Implementation of EPR

EPR has been implemented or executed in many forms, which may be categorised into 3 major approaches:

  1. Negotiated;
  2. Mandatory;
  3. Voluntary.

It is possibly because of the tendency of economic policy in market-driven economies not to obstruct with the preferences of consumers that the producer-centric representation is the dominant form of screening the environmental consequences of industrial production; in statistics on emissions, water, etc., impacts are almost always presented as attributes of industries rather than as attributes of the supply chains of products for customers. On a small scale, most existing schemes for corporate sustainability reporting comprise only impacts that arise out of operations controlled or handled by the reporting company and not supply-chain impacts.

On the other side, a number of studies have emphasised that final consumption and prosperity, especially in the industrialised world, are the primary drivers for the level and growth of environmental pressure. Even though these studies give a clear incentive for complementing producer-focused environmental policy with some consideration for consumption-related aspects, demand-side measures to environmental issues are rarely exploited.

Documents Required for Obtaining EPR Certificate

Following are some vital documents required for obtaining EPR Certificate:

  • Documents Required for OPC/LLP/Partnership Firm/Sole Proprietor:
  1. GST Certificate;
  2. IEC (Import Export Code);
  3. To demonstrate the site ownership, submit the lease proof or rent;
  4. Excel sheet comprising details of imported products;
  5. Authorised signatory KYC[1] or Sole Proprietor.
  • Documents Required for Public or Private Limited Company:
  1. MOA (Memorandum of Association);
  2. PAN Card of the company;
  3. Earlier mentioned documents;
  4. Board Declaration for Authorised Signatory;
  5. CIN or Certification of Incorporation.

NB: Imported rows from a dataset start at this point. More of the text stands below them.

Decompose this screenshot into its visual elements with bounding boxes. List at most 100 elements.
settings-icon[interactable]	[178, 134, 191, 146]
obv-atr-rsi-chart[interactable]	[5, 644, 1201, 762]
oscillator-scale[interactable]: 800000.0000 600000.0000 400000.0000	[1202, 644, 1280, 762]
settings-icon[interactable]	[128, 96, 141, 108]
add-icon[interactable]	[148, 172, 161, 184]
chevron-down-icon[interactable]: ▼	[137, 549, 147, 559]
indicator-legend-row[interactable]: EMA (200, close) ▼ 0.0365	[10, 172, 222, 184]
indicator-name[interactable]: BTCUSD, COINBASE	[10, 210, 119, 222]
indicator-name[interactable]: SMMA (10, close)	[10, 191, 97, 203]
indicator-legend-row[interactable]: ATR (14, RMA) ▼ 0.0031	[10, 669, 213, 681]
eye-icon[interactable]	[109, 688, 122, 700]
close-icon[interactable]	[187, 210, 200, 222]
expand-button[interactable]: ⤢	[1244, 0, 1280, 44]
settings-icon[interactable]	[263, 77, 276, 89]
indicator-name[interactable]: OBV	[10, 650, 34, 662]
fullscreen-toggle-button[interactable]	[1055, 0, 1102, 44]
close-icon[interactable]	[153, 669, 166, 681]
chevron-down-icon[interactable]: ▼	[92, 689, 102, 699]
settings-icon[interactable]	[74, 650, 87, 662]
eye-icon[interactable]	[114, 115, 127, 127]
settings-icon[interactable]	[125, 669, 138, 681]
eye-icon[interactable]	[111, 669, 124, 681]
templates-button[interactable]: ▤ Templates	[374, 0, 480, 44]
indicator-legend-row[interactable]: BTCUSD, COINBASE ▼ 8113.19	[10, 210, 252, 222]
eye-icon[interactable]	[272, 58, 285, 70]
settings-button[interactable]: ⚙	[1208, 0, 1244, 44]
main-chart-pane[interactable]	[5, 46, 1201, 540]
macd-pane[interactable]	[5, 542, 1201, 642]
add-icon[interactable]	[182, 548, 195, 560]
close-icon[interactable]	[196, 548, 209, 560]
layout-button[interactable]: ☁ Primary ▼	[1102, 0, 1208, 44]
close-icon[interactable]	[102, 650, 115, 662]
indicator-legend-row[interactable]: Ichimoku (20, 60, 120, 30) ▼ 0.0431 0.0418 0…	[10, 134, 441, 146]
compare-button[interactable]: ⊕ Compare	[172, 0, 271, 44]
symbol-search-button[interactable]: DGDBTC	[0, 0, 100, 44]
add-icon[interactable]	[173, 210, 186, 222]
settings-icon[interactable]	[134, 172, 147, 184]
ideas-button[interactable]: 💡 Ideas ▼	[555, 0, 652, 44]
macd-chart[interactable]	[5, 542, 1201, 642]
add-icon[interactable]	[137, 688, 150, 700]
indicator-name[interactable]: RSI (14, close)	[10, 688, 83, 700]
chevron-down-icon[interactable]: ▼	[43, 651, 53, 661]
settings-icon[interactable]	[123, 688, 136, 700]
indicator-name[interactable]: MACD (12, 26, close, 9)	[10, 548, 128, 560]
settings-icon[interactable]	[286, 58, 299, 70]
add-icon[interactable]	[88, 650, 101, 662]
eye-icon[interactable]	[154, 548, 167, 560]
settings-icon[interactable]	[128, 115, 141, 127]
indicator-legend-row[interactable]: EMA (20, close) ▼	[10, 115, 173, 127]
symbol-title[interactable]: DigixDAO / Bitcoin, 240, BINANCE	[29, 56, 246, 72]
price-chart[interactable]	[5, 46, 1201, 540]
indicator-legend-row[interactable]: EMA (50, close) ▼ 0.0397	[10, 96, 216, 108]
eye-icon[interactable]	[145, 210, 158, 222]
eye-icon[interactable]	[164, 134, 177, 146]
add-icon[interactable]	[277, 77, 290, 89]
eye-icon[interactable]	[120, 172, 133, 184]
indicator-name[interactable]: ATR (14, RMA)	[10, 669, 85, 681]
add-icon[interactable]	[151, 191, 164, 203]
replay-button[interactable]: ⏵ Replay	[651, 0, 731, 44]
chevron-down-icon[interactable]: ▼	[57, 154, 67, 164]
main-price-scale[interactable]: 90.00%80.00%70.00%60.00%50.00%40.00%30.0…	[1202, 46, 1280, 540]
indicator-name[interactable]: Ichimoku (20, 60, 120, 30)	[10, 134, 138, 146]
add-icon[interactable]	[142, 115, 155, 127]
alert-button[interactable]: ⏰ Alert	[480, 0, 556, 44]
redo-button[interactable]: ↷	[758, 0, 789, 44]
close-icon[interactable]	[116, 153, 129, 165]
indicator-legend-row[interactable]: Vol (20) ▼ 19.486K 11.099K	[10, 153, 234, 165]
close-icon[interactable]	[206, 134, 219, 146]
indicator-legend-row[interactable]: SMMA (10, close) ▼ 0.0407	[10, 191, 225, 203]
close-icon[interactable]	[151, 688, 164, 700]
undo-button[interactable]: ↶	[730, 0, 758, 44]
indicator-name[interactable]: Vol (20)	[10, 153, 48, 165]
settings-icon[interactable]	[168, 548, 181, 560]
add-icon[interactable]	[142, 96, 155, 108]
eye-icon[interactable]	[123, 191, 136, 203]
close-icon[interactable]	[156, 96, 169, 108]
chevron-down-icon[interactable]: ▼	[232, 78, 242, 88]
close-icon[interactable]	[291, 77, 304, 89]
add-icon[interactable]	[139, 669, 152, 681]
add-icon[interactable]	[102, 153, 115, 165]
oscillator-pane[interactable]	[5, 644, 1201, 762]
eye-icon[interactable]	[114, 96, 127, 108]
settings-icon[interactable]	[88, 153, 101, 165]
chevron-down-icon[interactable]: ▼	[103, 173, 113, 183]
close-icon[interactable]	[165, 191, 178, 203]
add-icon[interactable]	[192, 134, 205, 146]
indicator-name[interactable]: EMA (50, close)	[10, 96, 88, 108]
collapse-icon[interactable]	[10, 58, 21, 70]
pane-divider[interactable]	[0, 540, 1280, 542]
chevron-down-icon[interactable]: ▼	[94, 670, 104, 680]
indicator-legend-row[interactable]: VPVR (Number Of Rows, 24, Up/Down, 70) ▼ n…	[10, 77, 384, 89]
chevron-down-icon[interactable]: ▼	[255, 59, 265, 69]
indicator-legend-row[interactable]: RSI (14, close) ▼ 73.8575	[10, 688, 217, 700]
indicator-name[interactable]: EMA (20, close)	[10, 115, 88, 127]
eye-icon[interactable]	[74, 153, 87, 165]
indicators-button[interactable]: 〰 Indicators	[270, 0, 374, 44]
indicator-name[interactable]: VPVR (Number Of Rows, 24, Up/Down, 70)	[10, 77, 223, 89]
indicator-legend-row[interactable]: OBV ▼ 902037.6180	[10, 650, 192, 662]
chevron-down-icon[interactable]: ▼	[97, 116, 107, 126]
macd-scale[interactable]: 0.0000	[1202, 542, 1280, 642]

How to Get an EPR Certificate?

  1. The application form will be filled by giving general information like name, address, detail of electric & electronic equipment;
  2. Information regarding the evaluation of e-waste generation of Electronic or Electric Equipment item-wise needs to be provided, comprising estimated target collection of the forthcoming year;
  3. Information regarding the overall strategy to attain EPR obligations must be provided, inclusive of targets;
  4. If applicable, the details regarding the reduction of hazardous substances compliance, via self-declaration and another declaration that it holds the technical documents on RoHS will be given for verification as and when needed;
  5. Further, the application form will be submitted along with the documents;
  6. After the submission of the application form, CPCB will examine the application form;
  7. If required by CPCB, the extra details will be submitted;
  8. In the end, an EPR Certificate will be obtained from the CPCB.

Conclusion

To summarise, EPR Certificate is vital from the perspective of customers, importers, society, and manufacturers because it makes sure safety, promotes sustainable development, lessened wastage, etc. Also, without getting the EPR Certificate, an importer or manufacturer won’t operate in the Indian market. Hence, to work in India, it’s compulsory to obtain EPR Registration.

Read our Article:Types of E-Waste under EPR

Karan Singh

A legal writing enthusiast, a wanderer, and a zealous reader. After gaining a lot of knowledge about the diverse legal topics and developing research skills, Karan joined the league of legal content writers to deliver quality-rich blogs.